< List of probability distributions < Hard distribution & Easy distribution
What is a hard distribution?
A “hard distribution” is so-called because it can be difficult to identify the distribution, or work with components or data points. The opposite is an “easy distribution.”
For example, computer models can be classified as “hard” or “harder” depending on their complexity and how well they model data. If model B is harder than C, that means the best algorithm for B does worse than the best algorithm for C.

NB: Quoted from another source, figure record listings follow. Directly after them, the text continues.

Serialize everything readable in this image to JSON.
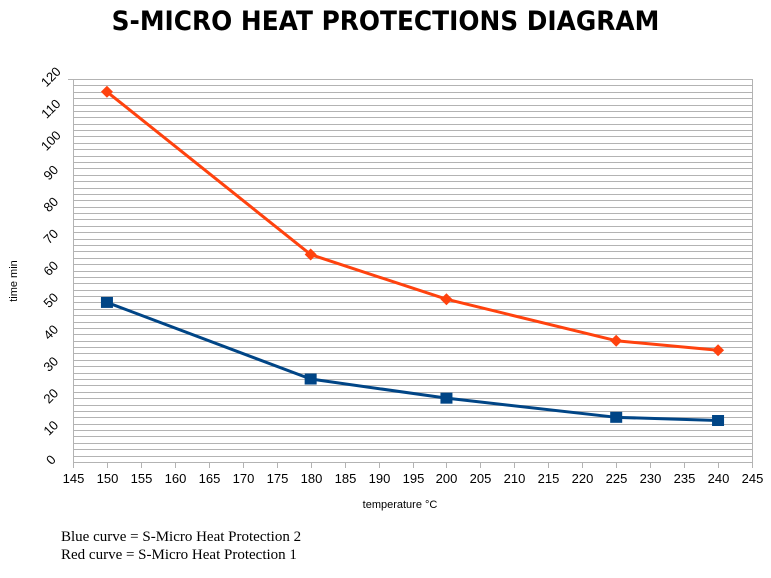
{
  "chart_data": {
    "type": "line",
    "title": "S-MICRO HEAT PROTECTIONS DIAGRAM",
    "xlabel": "temperature °C",
    "ylabel": "time min",
    "xlim": [
      145,
      245
    ],
    "ylim": [
      0,
      120
    ],
    "x_ticks": [
      145,
      150,
      155,
      160,
      165,
      170,
      175,
      180,
      185,
      190,
      195,
      200,
      205,
      210,
      215,
      220,
      225,
      230,
      235,
      240,
      245
    ],
    "y_ticks": [
      0,
      10,
      20,
      30,
      40,
      50,
      60,
      70,
      80,
      90,
      100,
      110,
      120
    ],
    "grid": true,
    "grid_minor_step_y": 2,
    "series": [
      {
        "name": "S-Micro Heat Protection 1",
        "color": "#ff420e",
        "marker": "diamond",
        "x": [
          150,
          180,
          200,
          225,
          240
        ],
        "values": [
          116,
          65,
          51,
          38,
          35
        ]
      },
      {
        "name": "S-Micro Heat Protection 2",
        "color": "#004586",
        "marker": "square",
        "x": [
          150,
          180,
          200,
          225,
          240
        ],
        "values": [
          50,
          26,
          20,
          14,
          13
        ]
      }
    ]
  },
  "notes": [
    "Blue curve = S-Micro Heat Protection 2",
    "Red curve = S-Micro Heat Protection 1"
  ]
}
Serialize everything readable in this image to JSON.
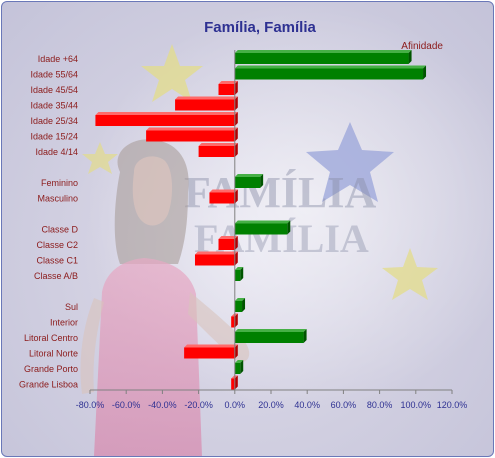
{
  "chart_data": {
    "type": "bar",
    "orientation": "horizontal",
    "title": "Família, Família",
    "legend": {
      "label": "Afinidade",
      "placement": "top-right"
    },
    "categories": [
      "Idade +64",
      "Idade 55/64",
      "Idade 45/54",
      "Idade 35/44",
      "Idade 25/34",
      "Idade 15/24",
      "Idade 4/14",
      "",
      "Feminino",
      "Masculino",
      "",
      "Classe D",
      "Classe C2",
      "Classe C1",
      "Classe A/B",
      "",
      "Sul",
      "Interior",
      "Litoral Centro",
      "Litoral Norte",
      "Grande Porto",
      "Grande Lisboa"
    ],
    "values": [
      96,
      104,
      -9,
      -33,
      -77,
      -49,
      -20,
      null,
      14,
      -14,
      null,
      29,
      -9,
      -22,
      3,
      null,
      4,
      -2,
      38,
      -28,
      3,
      -2
    ],
    "unit": "%",
    "xlim": [
      -80,
      120
    ],
    "xticks": [
      "-80.0%",
      "-60.0%",
      "-40.0%",
      "-20.0%",
      "0.0%",
      "20.0%",
      "40.0%",
      "60.0%",
      "80.0%",
      "100.0%",
      "120.0%"
    ],
    "colors": {
      "positive": "#008000",
      "negative": "#ff0000"
    },
    "grid": false
  }
}
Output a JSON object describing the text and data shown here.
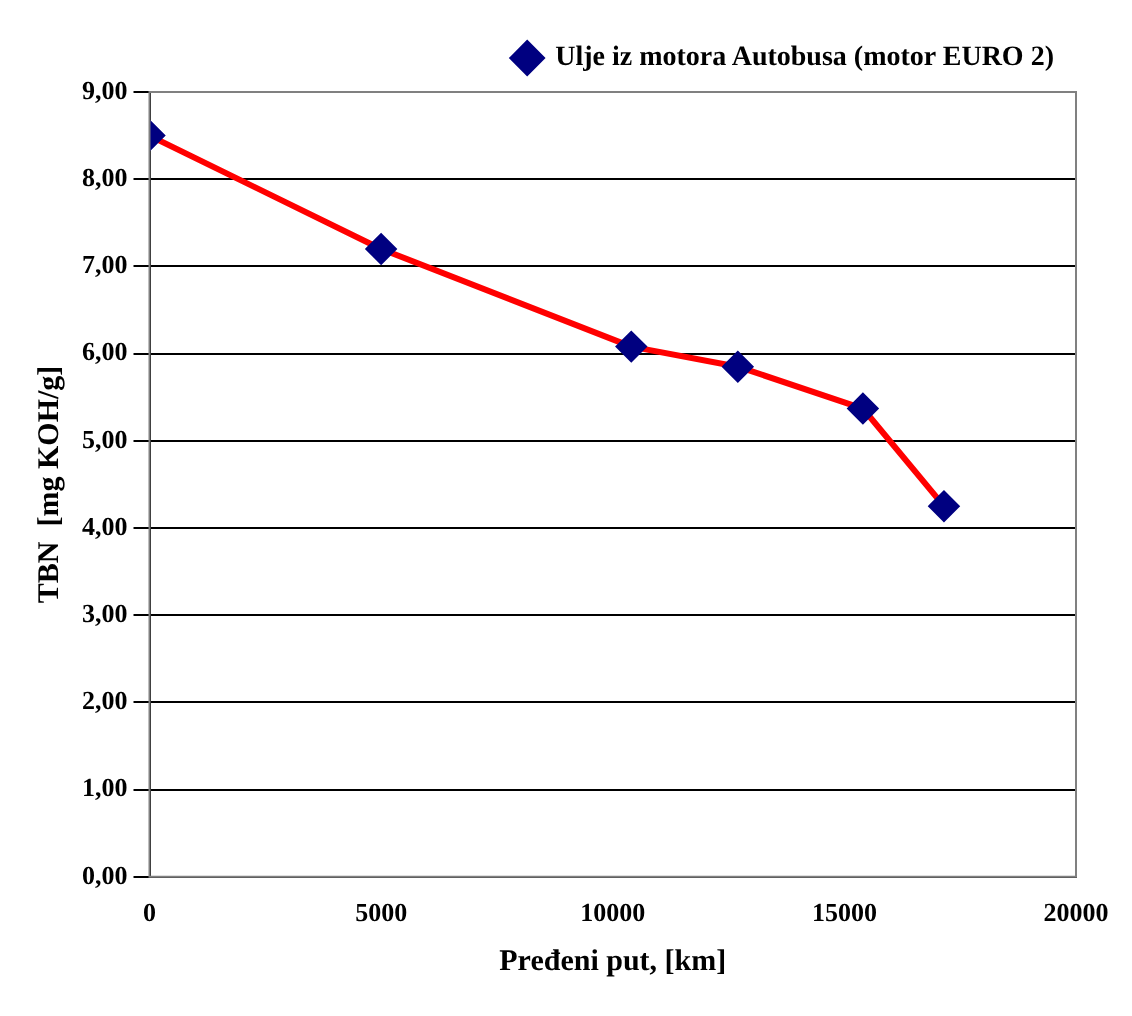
{
  "chart_data": {
    "type": "line",
    "xlabel": "Pređeni put, [km]",
    "ylabel": "TBN  [mg KOH/g]",
    "x": [
      0,
      5000,
      10400,
      12700,
      15400,
      17150
    ],
    "series": [
      {
        "name": "Ulje iz motora Autobusa (motor EURO 2)",
        "color": "#ff0000",
        "values": [
          8.5,
          7.2,
          6.08,
          5.85,
          5.37,
          4.25
        ]
      }
    ],
    "xlim": [
      0,
      20000
    ],
    "xticks": [
      0,
      5000,
      10000,
      15000,
      20000
    ],
    "ylim": [
      0,
      9
    ],
    "yticks": [
      {
        "value": 0,
        "label": "0,00"
      },
      {
        "value": 1,
        "label": "1,00"
      },
      {
        "value": 2,
        "label": "2,00"
      },
      {
        "value": 3,
        "label": "3,00"
      },
      {
        "value": 4,
        "label": "4,00"
      },
      {
        "value": 5,
        "label": "5,00"
      },
      {
        "value": 6,
        "label": "6,00"
      },
      {
        "value": 7,
        "label": "7,00"
      },
      {
        "value": 8,
        "label": "8,00"
      },
      {
        "value": 9,
        "label": "9,00"
      }
    ],
    "grid": "y",
    "legend": "top right",
    "marker": "diamond",
    "line_style": "solid"
  }
}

Hard distribution and hardness examples
Hardness is a measure of either sampling complexity or the complexity of computing a distribution function:
- Ting et al. define a hard distribution as one that is hard for a DBSCAN density-based clustering algorithm to identify all the clusters in the distribution [1].
- Rochetto et al. [2] describe hard distributions as those that are conjectured to be difficult to sample without the use of quantum computing.
- Markov Chain Monte Carlo (MCMC) can sample from a hard distribution that can’t be explicitly written out; Often we can’t compute simulations for very large distribution because a Markov Chain has too many states; it could take a computer eons to calculate some of these problems. The workaround is to simulate the Markov Chain for many iterations until a “good” state solution is found [3].
References
- Ting et. al. August 2016. Overcoming Key Weaknesses of Distance-based Neighbourhood Methods using a Data Dependent Dissimilarity Measure. Conference: 22nd ACM SIGKDD International Conference on Knowledge Discovery and Data Mining (KDD ’16). DOI: 10.1145/2939672.2939779
- Rocchetto, A., Grant, E., Strelchuk, S. et al. Learning hard quantum distributions with variational autoencoders. npj Quantum Inf 4, 28 (2018). https://doi.org/10.1038/s41534-018-0077-z
- Tsum A. Probability & Statistics with Applications to Computing. Chapter 9: Applications to Computing. 9.6: Markov Chain Monte Carlo (MCMC).